Agri commodity prices remain high; non-agri prices stable

*Agricultural commodities have witnessed YoY inflation for the third consecutive quarter, impacting FMCG companies like Dabur, HUL, Nestlé, Britannia, Marico, and Tata Consumer. Conversely, non-agricultural commodities, including crude oil and its derivatives, along with VAM prices, have stabilized. Oil commodity basket has faced inflationary pressures due to higher import duties, affecting margins for companies in the soaps and detergents category.

*Agricultural commodities: Wheat prices rose by 12% YoY and 7% QoQ, while barley prices surged 13% YoY and 8% QoQ, likely impacting companies like UBBL and Nestlé. Sugar prices declined by 3% YoY but remained flat QoQ. Coffee prices increased 11% YoY and were stable QoQ, posing challenges for companies like Nestlé and HUL. Copra prices have soared 42% YoY and 21% QoQ, while palm oil prices jumped 32% YoY and 21% QoQ, driven by higher import duties.

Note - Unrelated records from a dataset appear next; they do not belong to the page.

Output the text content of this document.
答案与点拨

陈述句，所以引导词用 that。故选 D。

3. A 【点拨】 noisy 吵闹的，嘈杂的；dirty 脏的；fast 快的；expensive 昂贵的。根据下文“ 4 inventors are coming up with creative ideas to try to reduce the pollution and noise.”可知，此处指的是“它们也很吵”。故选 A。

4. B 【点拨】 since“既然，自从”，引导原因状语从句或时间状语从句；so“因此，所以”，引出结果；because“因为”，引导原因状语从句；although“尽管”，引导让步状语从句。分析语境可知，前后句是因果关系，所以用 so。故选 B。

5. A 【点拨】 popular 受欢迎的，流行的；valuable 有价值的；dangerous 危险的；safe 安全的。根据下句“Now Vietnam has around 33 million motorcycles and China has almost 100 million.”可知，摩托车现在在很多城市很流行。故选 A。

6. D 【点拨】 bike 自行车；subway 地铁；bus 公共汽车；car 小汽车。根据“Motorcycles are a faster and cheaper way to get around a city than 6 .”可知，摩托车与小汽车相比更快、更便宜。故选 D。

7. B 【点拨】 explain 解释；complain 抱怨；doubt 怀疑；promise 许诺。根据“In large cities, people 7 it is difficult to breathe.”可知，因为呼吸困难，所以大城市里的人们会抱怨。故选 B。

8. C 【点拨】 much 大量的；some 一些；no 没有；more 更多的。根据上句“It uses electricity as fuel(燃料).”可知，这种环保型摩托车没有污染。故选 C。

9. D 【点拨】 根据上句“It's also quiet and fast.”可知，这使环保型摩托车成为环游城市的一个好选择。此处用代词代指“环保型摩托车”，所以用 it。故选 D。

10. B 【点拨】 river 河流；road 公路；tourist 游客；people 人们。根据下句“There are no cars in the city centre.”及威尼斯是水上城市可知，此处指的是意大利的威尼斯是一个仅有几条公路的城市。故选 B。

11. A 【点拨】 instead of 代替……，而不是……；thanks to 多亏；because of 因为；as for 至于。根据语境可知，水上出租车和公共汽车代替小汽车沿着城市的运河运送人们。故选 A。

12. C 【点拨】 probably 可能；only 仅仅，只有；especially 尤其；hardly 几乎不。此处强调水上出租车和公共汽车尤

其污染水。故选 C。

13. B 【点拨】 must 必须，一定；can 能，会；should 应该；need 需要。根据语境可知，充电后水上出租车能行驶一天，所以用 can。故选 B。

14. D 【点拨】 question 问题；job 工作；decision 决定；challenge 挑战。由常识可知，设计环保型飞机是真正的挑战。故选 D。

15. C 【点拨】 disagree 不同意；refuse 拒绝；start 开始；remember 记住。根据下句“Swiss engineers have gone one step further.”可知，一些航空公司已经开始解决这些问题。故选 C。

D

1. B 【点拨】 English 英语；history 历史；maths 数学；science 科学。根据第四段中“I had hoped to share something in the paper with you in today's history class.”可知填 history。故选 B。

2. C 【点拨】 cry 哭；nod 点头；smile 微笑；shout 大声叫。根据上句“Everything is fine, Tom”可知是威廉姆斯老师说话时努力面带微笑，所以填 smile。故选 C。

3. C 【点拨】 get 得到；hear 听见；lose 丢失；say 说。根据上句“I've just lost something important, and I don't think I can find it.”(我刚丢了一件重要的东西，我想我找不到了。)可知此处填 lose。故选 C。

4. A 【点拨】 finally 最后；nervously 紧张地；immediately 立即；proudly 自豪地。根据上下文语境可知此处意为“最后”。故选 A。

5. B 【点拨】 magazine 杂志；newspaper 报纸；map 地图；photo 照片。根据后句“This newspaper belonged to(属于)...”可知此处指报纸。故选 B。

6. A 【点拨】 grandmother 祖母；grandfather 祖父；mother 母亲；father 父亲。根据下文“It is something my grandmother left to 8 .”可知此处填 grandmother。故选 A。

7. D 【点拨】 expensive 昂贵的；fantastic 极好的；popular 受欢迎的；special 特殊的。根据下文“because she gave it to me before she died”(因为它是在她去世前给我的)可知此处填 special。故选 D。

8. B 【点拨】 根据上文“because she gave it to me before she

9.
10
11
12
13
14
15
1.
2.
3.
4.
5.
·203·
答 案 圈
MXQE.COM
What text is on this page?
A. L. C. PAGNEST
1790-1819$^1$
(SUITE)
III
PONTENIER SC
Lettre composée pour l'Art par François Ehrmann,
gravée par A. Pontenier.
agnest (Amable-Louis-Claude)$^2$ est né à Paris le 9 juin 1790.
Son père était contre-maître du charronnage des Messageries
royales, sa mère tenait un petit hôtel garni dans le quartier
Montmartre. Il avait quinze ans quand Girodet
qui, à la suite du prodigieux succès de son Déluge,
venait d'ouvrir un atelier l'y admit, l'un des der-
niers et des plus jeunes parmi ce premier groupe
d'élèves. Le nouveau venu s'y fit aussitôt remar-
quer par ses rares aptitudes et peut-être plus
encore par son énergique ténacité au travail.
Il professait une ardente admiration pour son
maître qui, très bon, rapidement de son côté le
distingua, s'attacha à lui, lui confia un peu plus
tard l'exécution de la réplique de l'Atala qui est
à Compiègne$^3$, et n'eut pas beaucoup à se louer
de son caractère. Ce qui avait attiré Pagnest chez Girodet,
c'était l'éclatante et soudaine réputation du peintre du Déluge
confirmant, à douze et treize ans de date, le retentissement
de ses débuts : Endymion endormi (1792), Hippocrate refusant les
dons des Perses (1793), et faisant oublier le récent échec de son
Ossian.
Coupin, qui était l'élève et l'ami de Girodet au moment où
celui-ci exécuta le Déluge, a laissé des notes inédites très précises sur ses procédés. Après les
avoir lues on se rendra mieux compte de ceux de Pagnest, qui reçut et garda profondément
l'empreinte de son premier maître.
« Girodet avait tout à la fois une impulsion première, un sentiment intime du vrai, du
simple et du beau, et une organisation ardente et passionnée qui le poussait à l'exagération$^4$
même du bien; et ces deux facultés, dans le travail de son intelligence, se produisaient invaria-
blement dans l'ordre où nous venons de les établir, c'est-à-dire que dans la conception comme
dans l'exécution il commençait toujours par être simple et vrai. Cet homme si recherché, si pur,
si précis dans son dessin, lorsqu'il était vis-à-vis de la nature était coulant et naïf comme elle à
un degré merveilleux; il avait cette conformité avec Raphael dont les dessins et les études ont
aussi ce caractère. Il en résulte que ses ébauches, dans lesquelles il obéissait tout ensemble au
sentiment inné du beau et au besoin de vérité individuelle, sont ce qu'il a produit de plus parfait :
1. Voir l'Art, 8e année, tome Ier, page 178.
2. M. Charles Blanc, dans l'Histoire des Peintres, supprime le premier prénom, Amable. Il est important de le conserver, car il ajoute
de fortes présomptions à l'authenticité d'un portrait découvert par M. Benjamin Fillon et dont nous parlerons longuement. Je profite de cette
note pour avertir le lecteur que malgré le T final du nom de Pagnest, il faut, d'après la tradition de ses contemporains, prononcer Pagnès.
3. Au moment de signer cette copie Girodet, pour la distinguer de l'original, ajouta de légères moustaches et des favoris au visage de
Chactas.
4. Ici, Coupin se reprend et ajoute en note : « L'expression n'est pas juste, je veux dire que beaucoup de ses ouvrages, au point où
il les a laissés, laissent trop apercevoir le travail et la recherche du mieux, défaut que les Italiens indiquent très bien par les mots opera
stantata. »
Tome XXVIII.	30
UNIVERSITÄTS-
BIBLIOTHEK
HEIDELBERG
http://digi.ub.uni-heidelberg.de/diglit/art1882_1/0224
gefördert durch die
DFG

*Non-agricultural commodities: Crude oil prices declined by 11% YoY and 7% QoQ, currently trading at ~USD74/barrel. Other commodities like TiO2 and TiO2 (China) are showing a downward trend. VAM (China) prices fell by 11% YoY and remained stable QoQ, benefiting companies like Pidilite. On the other hand, gold prices jumped by 26% YoY and 7% QoQ, putting pressure on the margins of jewelry companies.